WASHINGTON — The National Transportation Safety Board has called for on-track rail maintenance equipment to be equipped with collision avoidance technology that can detect people or objects prior to a crash.
The recommendation came as part of the final investigation report released today (Sept. 3, 2025) on an Aug. 4, 2023, accident in Great Barrington, Mass., where a Middlesex Corp. maintenance machine struck and killed a worker. [See “Victim identified in death at Massachusetts track project,” Trains.com, Aug. 26, 2023]. The NTSB investigation found that the operator of the drilling machine had no safety devices beyond a wide-angle mirror to look for hazards.
The call for collision avoidance technology was directed at the Federal Railroad Administration, all Class I railroads, and the two entities involved in this incident (the Housatonic Railroad Co. and Middlesex Corp. The report also calls on the FRA and Class I railroads to require that maintenance machinery with booms or other extensions to be equipment with a people detection system covering the length of the boom or extension; and requests that the American Short Line and Regional Railroad Asosciation and the National Railroad Construction and Maintenance Association inform their members of the benefits of collision avoidance systems, as well as informing employees of the circumstances of this incident and the need for thorough job briefings.
The incident occurred when a tie-drilling machine was returning to the site of track work after being removed for repairs. During a 1.4-mile backup move to the job site, the driller operator did not see two employees who had continued to work at the job site and were on the track as the tie driller; one of those workers was struck and killed.

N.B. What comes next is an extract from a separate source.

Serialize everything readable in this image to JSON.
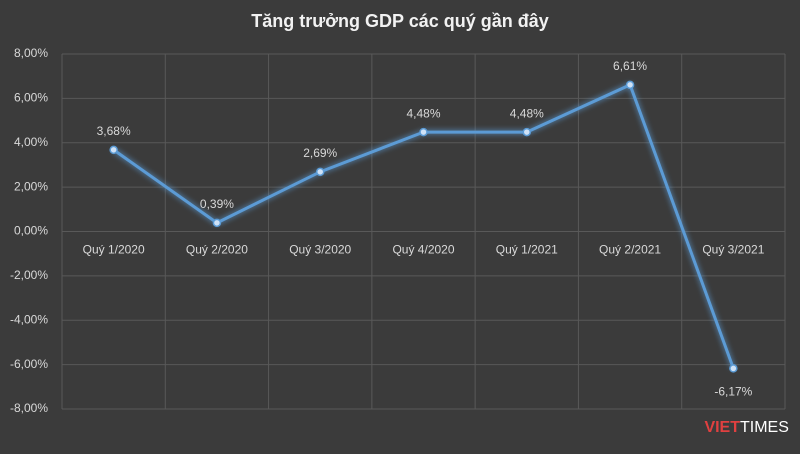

The accident report concluded that the probable cause of the incident was the driller operator’s failure to observe that the path of travel was clear. Contributing factors, the report says, were a lack of awareness of job tasks on the part of the Housatonic Railroad Co.’s worker in charge, which led to an inadequate job briefing; that worker’s lack of awareness of maintenance-machinery movements without his knowledge or authorization; the lack of a required second worker in charge for a second work group, and a lack of communications between the worker in charge and the second work group.